As we sat together, John, Paul, Ringo and George exuded a truly down to earth decency and warm-heartedness, without any airs. As a couple, George and Pattie were self-contained and quiet. They seemed very much in love. Pattie’s sister Jennie was young, about eighteen, always happy, and very beautiful—she was a model at the time. Ringo and Maureen had just had their second child together and seemed so comfortable, like an old married couple.

As I spent time with the Beatles, together or individually, Paul was the most overtly warm and friendly. Jane Asher was a lovely-hearted woman whose striking red hair framed a freckle-filled face of beauty and intelligence. Unlike the other Beatles and their partners, Jane and Paul were openly tactile and affectionate. John and Cynthia were different. They were both bright and friendly with me but distinctly distant and cool with each other.

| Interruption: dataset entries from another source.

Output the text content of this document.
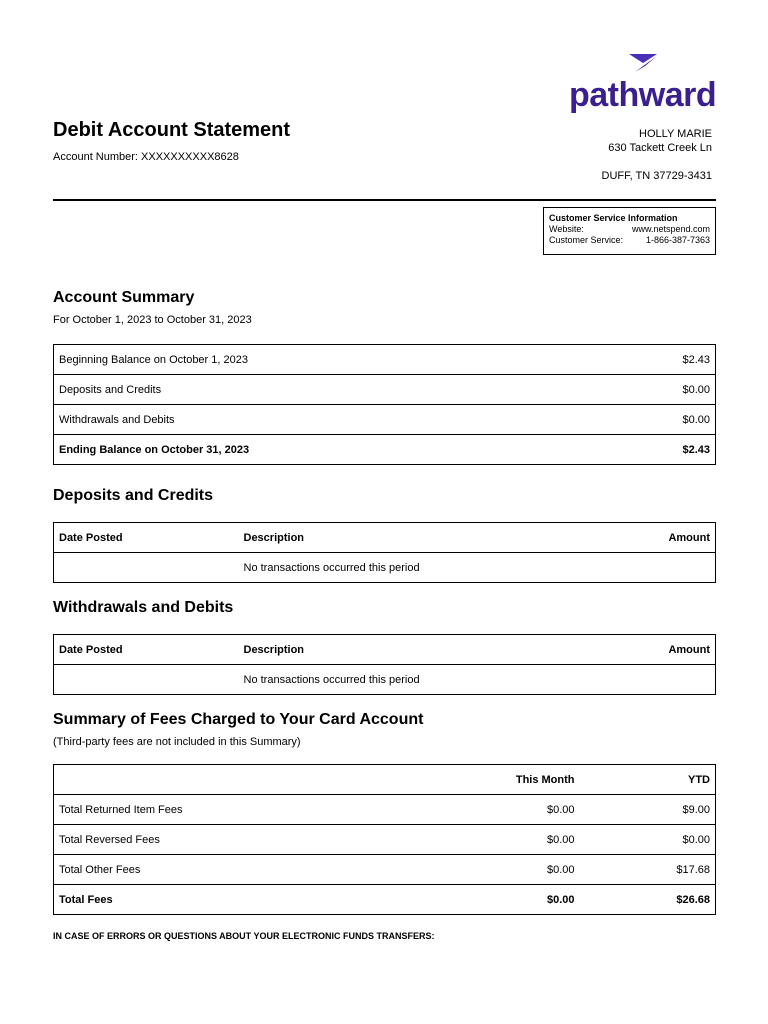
pathward
Debit Account Statement
Account Number: XXXXXXXXXX8628
HOLLY MARIE
630 Tackett Creek Ln
DUFF, TN 37729-3431
Customer Service Information
Website:	www.netspend.com
Customer Service:	1-866-387-7363
Account Summary
For October 1, 2023 to October 31, 2023
Beginning Balance on October 1, 2023	$2.43
Deposits and Credits	$0.00
Withdrawals and Debits	$0.00
Ending Balance on October 31, 2023	$2.43
Deposits and Credits
Date Posted	Description	Amount
	No transactions occurred this period	
Withdrawals and Debits
Date Posted	Description	Amount
	No transactions occurred this period	
Summary of Fees Charged to Your Card Account
(Third-party fees are not included in this Summary)
	This Month	YTD
Total Returned Item Fees	$0.00	$9.00
Total Reversed Fees	$0.00	$0.00
Total Other Fees	$0.00	$17.68
Total Fees	$0.00	$26.68
IN CASE OF ERRORS OR QUESTIONS ABOUT YOUR ELECTRONIC FUNDS TRANSFERS:
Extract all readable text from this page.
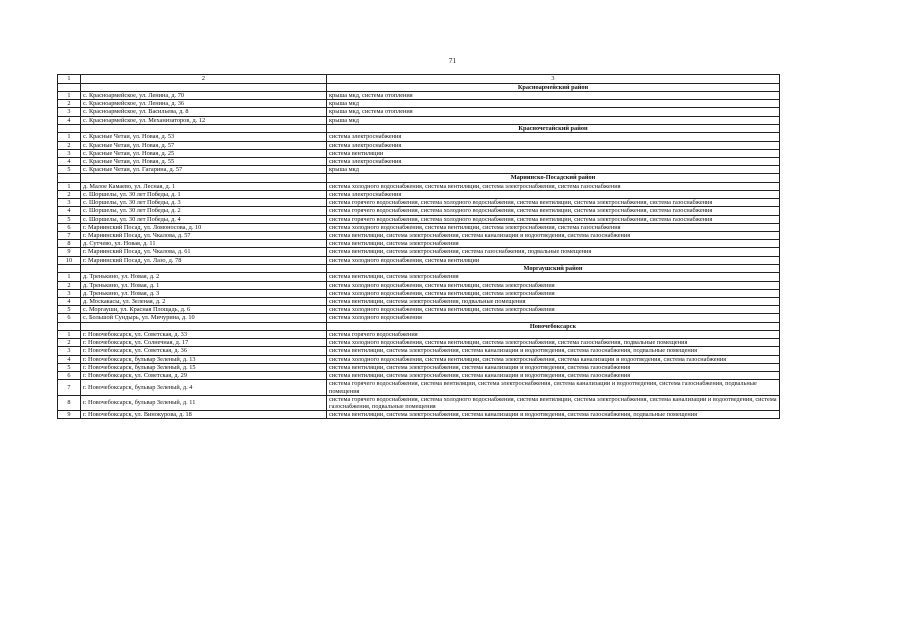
71
1	2	3
		Красноармейский район
1	с. Красноармейское, ул. Ленина, д. 70	крыша мкд, система отопления
2	с. Красноармейское, ул. Ленина, д. 36	крыша мкд
3	с. Красноармейское, ул. Васильева, д. 8	крыша мкд, система отопления
4	с. Красноармейское, ул. Механизаторов, д. 12	крыша мкд
		Красночетайский район
1	с. Красные Четаи, ул. Новая, д. 53	система электроснабжения
2	с. Красные Четаи, ул. Новая, д. 57	система электроснабжения
3	с. Красные Четаи, ул. Новая, д. 25	система вентиляции
4	с. Красные Четаи, ул. Новая, д. 55	система электроснабжения
5	с. Красные Четаи, ул. Гагарина, д. 57	крыша мкд
		Мариинско-Посадский район
1	д. Малое Камаево, ул. Лесная, д. 1	система холодного водоснабжения, система вентиляции, система электроснабжения, система газоснабжения
2	с. Шоршелы, ул. 30 лет Победы, д. 1	система электроснабжения
3	с. Шоршелы, ул. 30 лет Победы, д. 3	система горячего водоснабжения, система холодного водоснабжения, система вентиляции, система электроснабжения, система газоснабжения
4	с. Шоршелы, ул. 30 лет Победы, д. 2	система горячего водоснабжения, система холодного водоснабжения, система вентиляции, система электроснабжения, система газоснабжения
5	с. Шоршелы, ул. 30 лет Победы, д. 4	система горячего водоснабжения, система холодного водоснабжения, система вентиляции, система электроснабжения, система газоснабжения
6	г. Мариинский Посад, ул. Ломоносова, д. 10	система холодного водоснабжения, система вентиляции, система электроснабжения, система газоснабжения
7	г. Мариинский Посад, ул. Чкалова, д. 57	система вентиляции, система электроснабжения, система канализации и водоотведения, система газоснабжения
8	д. Сутчево, ул. Новая, д. 11	система вентиляции, система электроснабжения
9	г. Мариинский Посад, ул. Чкалова, д. 61	система вентиляции, система электроснабжения, система газоснабжения, подвальные помещения
10	г. Мариинский Посад, ул. Лазо, д. 78	система холодного водоснабжения, система вентиляции
		Моргаушский район
1	д. Тренькино, ул. Новая, д. 2	система вентиляции, система электроснабжения
2	д. Тренькино, ул. Новая, д. 1	система холодного водоснабжения, система вентиляции, система электроснабжения
3	д. Тренькино, ул. Новая, д. 3	система холодного водоснабжения, система вентиляции, система электроснабжения
4	д. Москакасы, ул. Зеленая, д. 2	система вентиляции, система электроснабжения, подвальные помещения
5	с. Моргауши, ул. Красная Площадь, д. 6	система холодного водоснабжения, система вентиляции, система электроснабжения
6	с. Большой Сундырь, ул. Мичурина, д. 10	система холодного водоснабжения
		Новочебоксарск
1	г. Новочебоксарск, ул. Советская, д. 33	система горячего водоснабжения
2	г. Новочебоксарск, ул. Солнечная, д. 17	система холодного водоснабжения, система вентиляции, система электроснабжения, система газоснабжения, подвальные помещения
3	г. Новочебоксарск, ул. Советская, д. 36	система вентиляции, система электроснабжения, система канализации и водоотведения, система газоснабжения, подвальные помещения
4	г. Новочебоксарск, бульвар Зеленый, д. 13	система холодного водоснабжения, система вентиляции, система электроснабжения, система канализации и водоотведения, система газоснабжения
5	г. Новочебоксарск, бульвар Зеленый, д. 15	система вентиляции, система электроснабжения, система канализации и водоотведения, система газоснабжения
6	г. Новочебоксарск, ул. Советская, д. 29	система вентиляции, система электроснабжения, система канализации и водоотведения, система газоснабжения
7	г. Новочебоксарск, бульвар Зеленый, д. 4	система горячего водоснабжения, система вентиляции, система электроснабжения, система канализации и водоотведения, система газоснабжения, подвальные помещения
8	г. Новочебоксарск, бульвар Зеленый, д. 11	система горячего водоснабжения, система холодного водоснабжения, система вентиляции, система электроснабжения, система канализации и водоотведения, система газоснабжения, подвальные помещения
9	г. Новочебоксарск, ул. Винокурова, д. 18	система вентиляции, система электроснабжения, система канализации и водоотведения, система газоснабжения, подвальные помещения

It was getting towards evening, the sky turning a lovely pale pink, and across the Ganges the sounds of Rishikesh were fading into dusk. A flight of forty or fifty beautiful emerald-green parrots landed dramatically in a nearby tree and glimmered like jewels in the evening light. Gradually, people got up to leave our gathering spot near the cliff’s edge until everyone had left, except John and me. He was quiet, even a bit sullen, and I got the sense he wasn’t happy. I asked him how long he was staying.

“We’re all taking the Maharishi’s course for three months, including Mal, and who knows after that.” He looked at me very warmly and smiled, “What about you?”

I told him about my trip, the heartbreak and how I felt about the miracle of meditation. That I’d probably hang around for just a few more days. He picked up a glass of water and, after almost finishing it, said that meditation had certainly been good for him, so far. After a moment he looked at me and gently added, “Yeah, love can be pretty tough on us sometimes, can’t it?” We both sat quietly. It felt like a moment suspended in time. A lone hawk circled in the sky just above us and out over the river, so close we could see its talons. I looked at John and our eyes met. He smiled and said, almost mischievously, “But then, the good thing is, eventually, you always get another chance, don’t you?” “For sure,” I said. We were silent again, and after a while John said, “Off to write me music, then.”

It was an important moment for me. John was reminding me to maintain perspective; in the words of Aldous Huxley, “maintaining fair witness”. We got up and walked together to the bungalow where he was staying. I continued on to my tent. It wasn’t until some months later that I read all about John and Yoko and realized that, that night, he had been talking not only about me, but also about himself.